Le géant de la mode en ligne Shein envisage de construire une usine au Mexique pour avoir un autre centre de production en dehors de la Chine, ont déclaré à Reuters des sources proches du dossier.
L’usine, qui produirait des articles Shein dans le cadre de la volonté du détaillant de favoriser la délocalisation, pourrait raccourcir les délais d’expédition et réduire les coûts de distribution pour les clients Shein en Amérique latine. De plus, l’analyse fait suite à l’annonce de la construction d’un réseau de fabrication au Brésil pour servir de clientèle mondiale.
Shein a été fondée en Chine et y fabrique la plupart de ses produits, mais cherche maintenant à se diversifier.

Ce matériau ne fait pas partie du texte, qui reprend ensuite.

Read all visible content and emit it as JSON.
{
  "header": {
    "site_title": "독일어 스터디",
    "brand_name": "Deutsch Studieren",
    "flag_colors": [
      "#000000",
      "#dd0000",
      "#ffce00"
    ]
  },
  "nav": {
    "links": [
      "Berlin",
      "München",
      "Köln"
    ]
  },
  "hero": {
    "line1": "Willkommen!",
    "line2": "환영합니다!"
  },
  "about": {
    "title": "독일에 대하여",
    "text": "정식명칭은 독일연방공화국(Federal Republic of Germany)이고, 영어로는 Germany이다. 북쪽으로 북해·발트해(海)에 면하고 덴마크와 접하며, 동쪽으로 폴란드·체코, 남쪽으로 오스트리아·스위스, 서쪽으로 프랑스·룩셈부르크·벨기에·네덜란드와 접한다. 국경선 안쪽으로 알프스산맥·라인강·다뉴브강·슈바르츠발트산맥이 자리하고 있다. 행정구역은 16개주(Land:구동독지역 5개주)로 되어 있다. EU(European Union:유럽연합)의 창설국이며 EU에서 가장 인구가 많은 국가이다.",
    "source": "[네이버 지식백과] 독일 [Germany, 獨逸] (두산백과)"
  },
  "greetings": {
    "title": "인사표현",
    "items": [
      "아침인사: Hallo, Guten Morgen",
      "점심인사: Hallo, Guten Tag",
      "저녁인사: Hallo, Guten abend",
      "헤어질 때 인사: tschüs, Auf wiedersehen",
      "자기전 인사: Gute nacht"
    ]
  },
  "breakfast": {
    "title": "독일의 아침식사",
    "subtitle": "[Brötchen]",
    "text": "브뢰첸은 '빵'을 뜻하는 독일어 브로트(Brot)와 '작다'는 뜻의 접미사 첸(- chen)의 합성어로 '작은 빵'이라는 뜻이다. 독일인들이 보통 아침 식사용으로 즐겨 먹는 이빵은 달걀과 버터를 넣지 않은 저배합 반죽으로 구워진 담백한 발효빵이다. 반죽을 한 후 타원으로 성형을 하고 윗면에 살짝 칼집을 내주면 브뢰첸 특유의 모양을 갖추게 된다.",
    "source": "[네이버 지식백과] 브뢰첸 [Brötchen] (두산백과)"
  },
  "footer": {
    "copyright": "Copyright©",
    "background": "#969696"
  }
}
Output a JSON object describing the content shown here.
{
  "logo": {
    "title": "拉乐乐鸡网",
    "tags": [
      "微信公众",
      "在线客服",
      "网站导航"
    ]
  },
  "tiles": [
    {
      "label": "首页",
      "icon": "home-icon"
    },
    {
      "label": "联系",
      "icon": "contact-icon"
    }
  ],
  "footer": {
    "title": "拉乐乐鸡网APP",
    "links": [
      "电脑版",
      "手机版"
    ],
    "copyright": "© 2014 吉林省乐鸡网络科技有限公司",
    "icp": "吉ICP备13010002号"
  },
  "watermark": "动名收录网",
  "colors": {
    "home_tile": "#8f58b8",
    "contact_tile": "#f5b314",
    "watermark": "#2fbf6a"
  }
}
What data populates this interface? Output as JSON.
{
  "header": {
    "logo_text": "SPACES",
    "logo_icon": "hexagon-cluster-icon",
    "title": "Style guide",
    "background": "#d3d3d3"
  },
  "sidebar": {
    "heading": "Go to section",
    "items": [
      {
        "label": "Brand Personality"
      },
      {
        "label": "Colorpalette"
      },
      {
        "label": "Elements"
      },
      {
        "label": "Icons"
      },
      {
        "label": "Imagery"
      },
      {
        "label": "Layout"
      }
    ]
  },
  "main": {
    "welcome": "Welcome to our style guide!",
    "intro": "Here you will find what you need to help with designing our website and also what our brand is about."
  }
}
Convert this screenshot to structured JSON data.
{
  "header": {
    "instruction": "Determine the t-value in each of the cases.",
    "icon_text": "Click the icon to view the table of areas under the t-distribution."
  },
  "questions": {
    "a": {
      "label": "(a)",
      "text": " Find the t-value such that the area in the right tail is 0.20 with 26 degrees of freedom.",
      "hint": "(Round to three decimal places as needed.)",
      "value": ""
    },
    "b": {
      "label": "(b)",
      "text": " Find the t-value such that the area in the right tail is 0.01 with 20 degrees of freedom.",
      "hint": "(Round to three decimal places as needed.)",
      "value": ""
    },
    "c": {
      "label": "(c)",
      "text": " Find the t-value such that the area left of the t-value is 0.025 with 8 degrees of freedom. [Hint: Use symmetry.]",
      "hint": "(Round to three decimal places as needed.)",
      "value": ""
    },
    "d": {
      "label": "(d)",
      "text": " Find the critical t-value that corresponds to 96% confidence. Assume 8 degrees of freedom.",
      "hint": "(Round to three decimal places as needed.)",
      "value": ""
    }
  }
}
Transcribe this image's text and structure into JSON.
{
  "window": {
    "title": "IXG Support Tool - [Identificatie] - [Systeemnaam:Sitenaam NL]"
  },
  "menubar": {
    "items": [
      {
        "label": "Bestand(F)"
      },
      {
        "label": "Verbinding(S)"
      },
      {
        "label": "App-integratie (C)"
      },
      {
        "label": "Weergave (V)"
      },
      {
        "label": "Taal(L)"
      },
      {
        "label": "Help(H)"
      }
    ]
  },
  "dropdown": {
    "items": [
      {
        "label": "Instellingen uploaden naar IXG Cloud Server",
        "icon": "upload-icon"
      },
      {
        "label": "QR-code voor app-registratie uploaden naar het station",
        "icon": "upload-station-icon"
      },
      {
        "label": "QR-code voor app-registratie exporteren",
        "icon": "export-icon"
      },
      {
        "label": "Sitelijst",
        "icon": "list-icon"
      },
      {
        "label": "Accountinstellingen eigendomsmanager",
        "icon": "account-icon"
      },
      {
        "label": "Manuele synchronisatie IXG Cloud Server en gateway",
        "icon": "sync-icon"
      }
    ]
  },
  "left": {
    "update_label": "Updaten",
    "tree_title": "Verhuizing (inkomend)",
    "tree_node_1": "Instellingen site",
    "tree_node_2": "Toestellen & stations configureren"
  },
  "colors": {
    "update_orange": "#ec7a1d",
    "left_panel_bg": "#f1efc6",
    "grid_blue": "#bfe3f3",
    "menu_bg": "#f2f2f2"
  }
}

La société vend des robes à 10 $ et des chemisiers à 5 $ et a pris des parts de marché aux autres détaillants de mode abordables.
Désormais basé à Singapour, Shein est en concurrence avec Temu de PDD Holdings, qui vend aux États-Unis des articles à bas prix allant des vêtements à l’électronique en provenance de Chine.
L’emplacement définitif du site mexicain n’a pas encore été décidé, ont déclaré les sources à Reuters, demandant l’anonymat car les discussions sont privées.
Shein utilisera les fonds de sa récente levée de fonds de 2 milliards de dollars auprès d’investisseurs tels que Mubadala et Sequoia China pour financer l’expansion alors qu’elle envisage une offre publique initiale aux États-Unis.
Malgré une valorisation réduite à 66 milliards de dollars lors de son dernier cycle de financement, le détaillant affiche toujours une croissance annuelle de 40% de ses revenus, a ajouté l’une des sources.
Dans une déclaration envoyée par courrier électronique à Reuters, Shein a refusé de commenter le plan, mais a déclaré qu’il s’engageait à se localiser sur de nouveaux marchés au fur et à mesure de son expansion.
« La stratégie de localisation de Shein nous permet de raccourcir les délais de livraison aux clients tout en élargissant la variété des produits et en soutenant les économies locales », a déclaré Marcelo Claure, président de Shein Amérique latine, dans le communiqué.
Shein « continue d’explorer les options de proximité », a-t-il ajouté, faisant référence à une fabrication plus proche du point de vente.
La société a récemment proposé une plate-forme de marché en ligne au Brésil, permettant aux marchands tiers de vendre leurs propres produits sur l’application et le site Web Shein. Un marché similaire serait ensuite lancé aux États-Unis avant de se déployer à l’échelle mondiale.
La prochaine usine mexicaine n’abriterait pas d’articles provenant de fournisseurs extérieurs, ont indiqué les sources. Claure a confirmé que Shein envisageait d’étendre son « modèle de marché à d’autres marchés d’Amérique latine ».
Shein a été critiqué sur des marchés tels que l’Inde, le Brésil et les États-Unis pour ses liens de chaîne d’approvisionnement avec la Chine. En mai, un groupe bipartite de représentants américains a demandé à la Securities and Exchange Commission de suspendre l’offre publique initiale de Shein jusqu’à ce que la société vérifie qu’elle n’utilise pas le travail forcé, a rapporté Reuters.
Shein a précédemment déclaré avoir une « tolérance zéro » pour le travail forcé et exiger des fournisseurs qu’ils respectent les conventions fondamentales de l’Organisation internationale du travail. Un porte-parole a fait référence aux mêmes commentaires mardi, lorsqu’on lui a demandé une réponse à ce sujet.
Des groupes de défense des droits et des gouvernements ont accusé la Chine de travail forcé et d’internement de la minorité ethnique majoritairement musulmane dans la région du Xinjiang. Pékin nie toute violation des droits. Shein a nié avoir expédié depuis la région du Xinjiang.